For those of us who were not directly affected by the attacks (which I get irritated that I sometimes have to remind people happened here in DC and in PA, as well as in New York), is it possible that the need to constantly revisit 9/11 is coming from the fact that we are less safe now that we were then? That the attack was used as the pretext for involving us in Iraq? That the Iraq-al Qaeda connection has since been proven false? Or is it because 9-11 was the first time in recent memory that the U.S. had been attacked on its own soil by non-Americans and we are still working through that paradigm shift?

Whatever it is, it needs to stop being manifested in 9-11 memorials.
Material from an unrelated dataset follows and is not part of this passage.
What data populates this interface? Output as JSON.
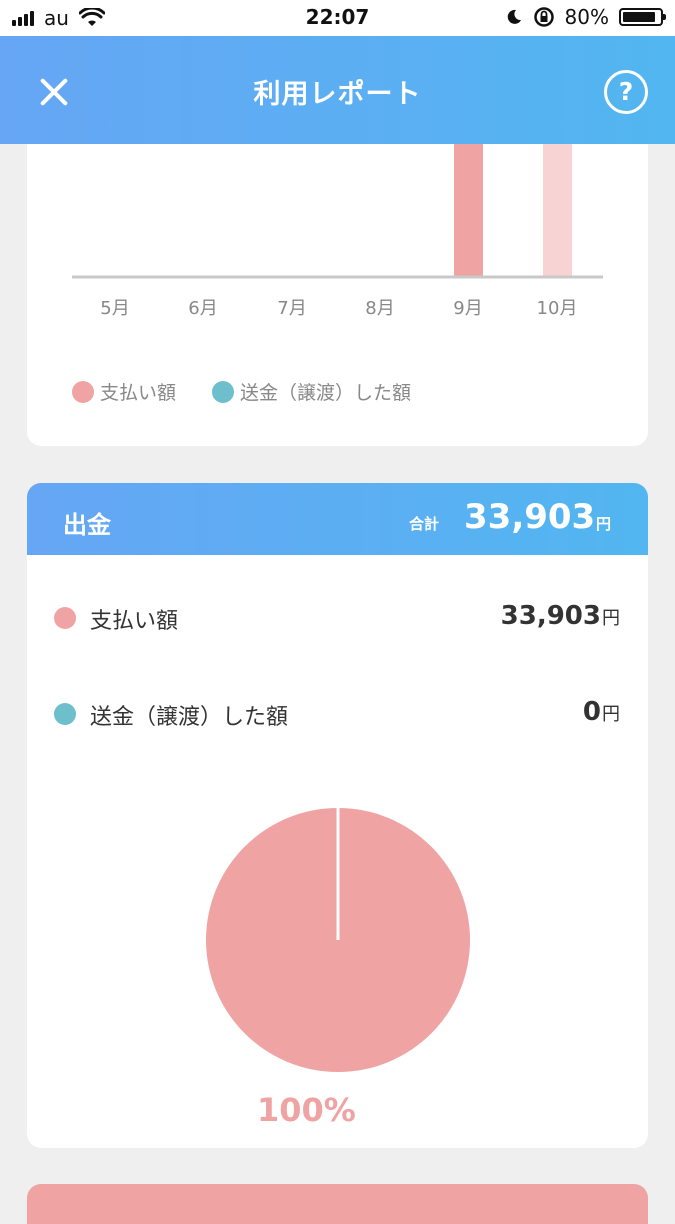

It does the victims of those attacks no honor to be trotted out annually for political or psychosocial gain. Every time video of those towers is aired, someone's child sees the death of their parent, someone's wife sees the death of her husband, someone's mother sees the death of her daughter. I know public tragedies are different from personal ones, in the sense that the former create a feeling that they are "owned" by everyone, while the latter generally affect only those closest to the victim. But shouldn't we begin, five years later, to let 9-11 become a personal tragedy for those affected? It does not mean it should not be a political lesson, a homeland security lesson, an example of what we hope to prevent in the future, but to cloak these concerns in public "grief" for the lost does dishonor to the lost.

It's time to begin seeing 9-11 as history, one that is still being written perhaps. But history nonetheless. Let us take a moment to think about those lost, those affected, and how we can each do our part to prevent anything like that in the future. But let's stop the presidential visits, the work closures, and endless media coverage that seem, five years later, to turn such a terrible day's events into gratuitous "tragedy porn."

UPDATE: Christopher Hitchens says it way better than I do:

1 comment:

Vigilante said...

I'm not bothering to read Hitchens (and his like). You nailed it enough for me, E.